# Euro



## Chausson (Oct 17, 2006)

Hi

I contacted the Post Office this morning to get the price of the euro I was quoted for less than five hundred pounds it's 1.013 over five hundred pounds it's 1.03.
I wonder how this is going to effect people and their travelling, I will be thinking very seriously about buying euro's at the moment.

:evil: :evil: :evil:


----------



## thieawin (Jun 7, 2006)

but fuel is still cheaper than in the summer in £ terms and you can by cheap food abroad, go to Lidl etc

It will still be cheaper than Uk, just fewer restaurants


----------



## Chausson (Oct 17, 2006)

Hi

I have thought that if you go to France you will at least be able to park free or next to nothing so really that negates the exchange rate, also you stand the chance of getting better weather over there.
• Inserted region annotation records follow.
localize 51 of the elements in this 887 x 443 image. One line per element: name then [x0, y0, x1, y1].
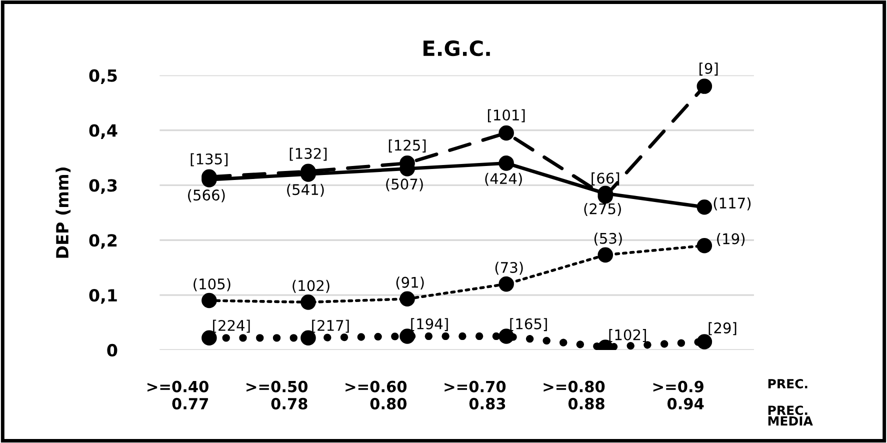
y-tick-label: 0,1	[89, 289, 117, 304]
annotation: [217]	[312, 320, 349, 333]
annotation: [165]	[510, 318, 547, 332]
point	[696, 200, 712, 215]
annotation: (507)	[386, 178, 423, 192]
point	[498, 156, 514, 171]
annotation: [102]	[609, 329, 646, 342]
annotation: [29]	[708, 322, 736, 336]
point	[598, 247, 614, 263]
point	[498, 125, 514, 141]
point	[696, 78, 712, 94]
annotation: [9]	[700, 62, 718, 76]
text: PREC.	[768, 378, 808, 388]
annotation: [135]	[190, 153, 228, 166]
x-tick-label: >=0.80 0.88	[544, 380, 605, 410]
point	[696, 334, 712, 350]
point	[202, 292, 217, 308]
annotation: [66]	[592, 172, 620, 186]
y-tick-label: 0,2	[89, 234, 117, 249]
point	[400, 291, 415, 307]
y-axis-title: DEP (mm)	[56, 167, 71, 258]
annotation: [132]	[290, 148, 327, 161]
y-tick-label: 0,3	[89, 179, 117, 194]
point	[300, 294, 316, 310]
annotation: [101]	[488, 109, 525, 122]
annotation: [125]	[388, 139, 426, 152]
y-tick-label: 0,5	[89, 69, 117, 84]
annotation: (424)	[485, 172, 522, 186]
annotation: (73)	[495, 262, 523, 275]
point	[498, 276, 514, 292]
text: PREC. MEDIA	[768, 406, 813, 426]
chart-title: E.G.C.	[424, 40, 490, 56]
annotation: (53)	[594, 232, 622, 246]
annotation: (117)	[714, 197, 751, 210]
x-tick-label: >=0.40 0.77	[148, 380, 208, 410]
x-tick-label: >=0.60 0.80	[346, 380, 407, 410]
y-tick-label: 0	[107, 344, 118, 357]
annotation: (102)	[292, 280, 330, 293]
x-tick-label: >=0.70 0.83	[444, 380, 506, 410]
y-tick-label: 0,4	[89, 124, 118, 139]
annotation: (566)	[188, 189, 225, 202]
annotation: (275)	[584, 203, 621, 216]
point	[696, 238, 712, 254]
annotation: (105)	[194, 278, 230, 292]
annotation: [194]	[411, 318, 448, 332]
annotation: (541)	[287, 184, 324, 197]
annotation: (19)	[717, 233, 745, 246]
annotation: (91)	[396, 276, 424, 290]
x-tick-label: >=0.9 0.94	[653, 380, 704, 410]
x-tick-label: >=0.50 0.78	[246, 380, 308, 410]
annotation: [224]	[213, 320, 250, 333]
Also as you say food is cheaper there.
I still have to convince the boss.

Ron


----------



## locovan (Oct 17, 2007)

I wonder when and where it will bottom out 8O


----------



## 101405 (Oct 15, 2006)

The €uro v £ think 1-4-1 , France ! very expensive, Spain ? depends where you are ,the more south the cheaper it is. Portugal we found to be expensive in the summer, and the weather not been much better , this is the coldest we have known it here (Al-andalus) at this time, our local montana has had Snow for weeks, so if you plan to come to Spain bring a warm coat. Or stay in lovely Wales boyo, (my wifes from the north) 
Buen viajes!


----------



## teemyob (Nov 22, 2005)

Hello,

We are off soon to Hollland via France Belgium.

So far.....

Eurotunnel out - Paid 100% with Tesco Deals
Campsite - 100% Free (pointed out on this forum Roompot)
Stena Line Hook of Holland to Harwich 70% Tesco Deals (Left it too late so had to pay towards it)

So all-in-all the cost of us going away for 7 days is costing

£89, towards Stenna line + Diesel. + Local Taxes of around €25

It is when you come to spend money whilst away that the €-£ becomes an issue.
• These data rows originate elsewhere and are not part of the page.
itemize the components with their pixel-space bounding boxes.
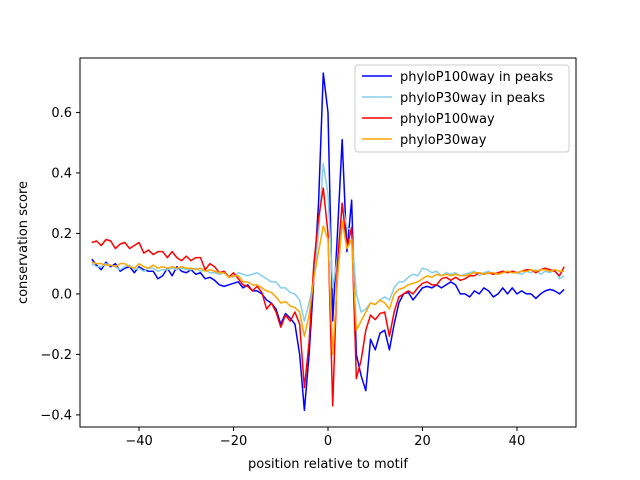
y-axis-label: conservation score (16, 181, 31, 304)
legend-label: phyloP30way (400, 133, 487, 148)
series-layer (91, 72, 565, 412)
x-tick-label: −40 (125, 434, 152, 449)
legend-label: phyloP100way (400, 112, 495, 127)
series-line-phylop30way (91, 220, 565, 356)
y-tick-label: 0.4 (51, 166, 72, 181)
x-tick-label: 40 (509, 434, 526, 449)
legend-label: phyloP100way in peaks (400, 70, 554, 85)
y-tick-label: −0.2 (40, 348, 72, 363)
y-tick-label: 0.6 (51, 106, 72, 121)
y-tick-label: 0.0 (51, 287, 72, 302)
x-tick-label: 20 (414, 434, 431, 449)
x-axis-label: position relative to motif (248, 457, 408, 472)
series-line-phylop30way-in-peaks (91, 163, 565, 322)
x-tick-label: −20 (220, 434, 247, 449)
legend-box (354, 64, 570, 153)
y-tick-label: 0.2 (51, 227, 72, 242)
y-axis: −0.4 −0.2 0.0 0.2 0.4 0.6 (40, 106, 80, 423)
x-axis: −40 −20 0 20 40 (125, 427, 525, 449)
legend: phyloP100way in peaks phyloP30way in peak… (354, 64, 570, 153)
legend-label: phyloP30way in peaks (400, 91, 545, 106)
x-tick-label: 0 (324, 434, 332, 449)
series-line-phylop100way-in-peaks (91, 72, 565, 412)
y-tick-label: −0.4 (40, 408, 72, 423)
If the exhange rate continues the way it has done, we shall be considering more breaks & Holidays here in the UK. Had we not managed to get so much in Tesco Deals and the Free campsite, we would have spent a week in Scotland Skiiing (Weather Dependent).

Trev.


----------



## locovan (Oct 17, 2007)

Shadow Chancellor George Osborne pointed out that in 1992 Gordon Brown himself said: "A weak currency arises from a weak economy which in turn is the result of a weak Government !!

Whoops now aint that the truth


----------



## tombo5609 (Dec 29, 2007)

I am afraid that there is a lot more pain to come and there is a cunning plan behind it all.
The pound will gradually fall untill it is worth less than the euro and at that point all the anti euro protesters with short memorys will be screaming that we should have joined years ago and it is at this point that a referendum will take place to decide whether we should join, and guess what the answer will be.


----------



## Rapide561 (Oct 1, 2005)

*Overseas*

Good post Trev re the costs.

My first trip to Garda cost about £500 three years ago, including ferry (paid for), diesel, campsite and tolls etc. The van at the time did about 29 mpg. Fuel prices pretty much what they are now, having just checked one of my reports.
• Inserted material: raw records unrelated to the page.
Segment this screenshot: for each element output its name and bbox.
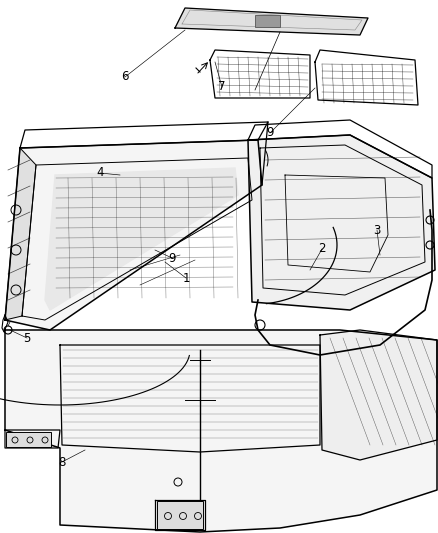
Text: 2: 2 (318, 243, 326, 255)
Text: 9: 9 (266, 126, 274, 140)
Text: 5: 5 (23, 332, 31, 344)
FancyBboxPatch shape (255, 15, 280, 27)
Polygon shape (5, 330, 437, 532)
Text: 7: 7 (218, 80, 226, 93)
Bar (157, 501, 203, 529)
Text: 8: 8 (58, 456, 66, 469)
Text: 6: 6 (121, 70, 129, 84)
Text: 1: 1 (182, 271, 190, 285)
Polygon shape (5, 140, 262, 330)
Polygon shape (5, 148, 36, 320)
Polygon shape (320, 330, 437, 460)
Polygon shape (175, 8, 368, 35)
Polygon shape (248, 135, 435, 310)
Text: 9: 9 (168, 252, 176, 264)
Polygon shape (45, 168, 238, 310)
Text: 3: 3 (373, 223, 381, 237)
Bar (6, 432, 51, 447)
Text: 4: 4 (96, 166, 104, 180)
More recently, I have done it for about £370 but used the Tesco Tunnel (£2 cash to pay), toll free and sleeping for free on Calais docks!

I am not so sure about food being cheaper overseas though. A litre of fresh milk at the "Simply" supermarket at Garda was 1.35 euro, admittedly available at "Penny Market" for 55 cents.

Russell


----------



## teemyob (Nov 22, 2005)

*Euro Winner*

Just think off all those wealthy investors.

£1 once bought lets say €1.75 at a peak.

take some £'s and buy €1,000.000.00 in early 2000's

that is now worth!

Trev.


----------



## teemyob (Nov 22, 2005)

*Euro Winner*

Just think off all those wealthy investors.

£1 once bought lets say €1.75 at a peak.

take some £'s and buy €1,000.000.00 in early 2000's

that is now worth!

Trev.


----------



## StanDup (Sep 12, 2008)

You could get out of the Eurozone into Morocco or Turkey. In addition to the experience....... the fx rate isn't so much of an issue and if you get to the right areas, the weather should be better.

........ and because you have saved sooooooo much money, you can take a few books across for the kids.


----------



## teemyob (Nov 22, 2005)

*Books*



StanDup said:


> You could get out of the Eurozone into Morocco or Turkey. In addition to the experience....... the fx rate isn't so much of an issue and if you get to the right areas, the weather should be better.
> 
> ........ and because you have saved sooooooo much money, you can take a few books across for the kids.


Nice Idea!

Trev


----------



## wakk44 (Jun 15, 2006)

The poor euro exchange rate will certainly hit foreign holidays,we normally go to the canaries in Feb.,last year we got 146 euros for a pound,at the moment they have just about achieved parity.It makes it considerably more expensive and the holiday companies are certain to be affected.


----------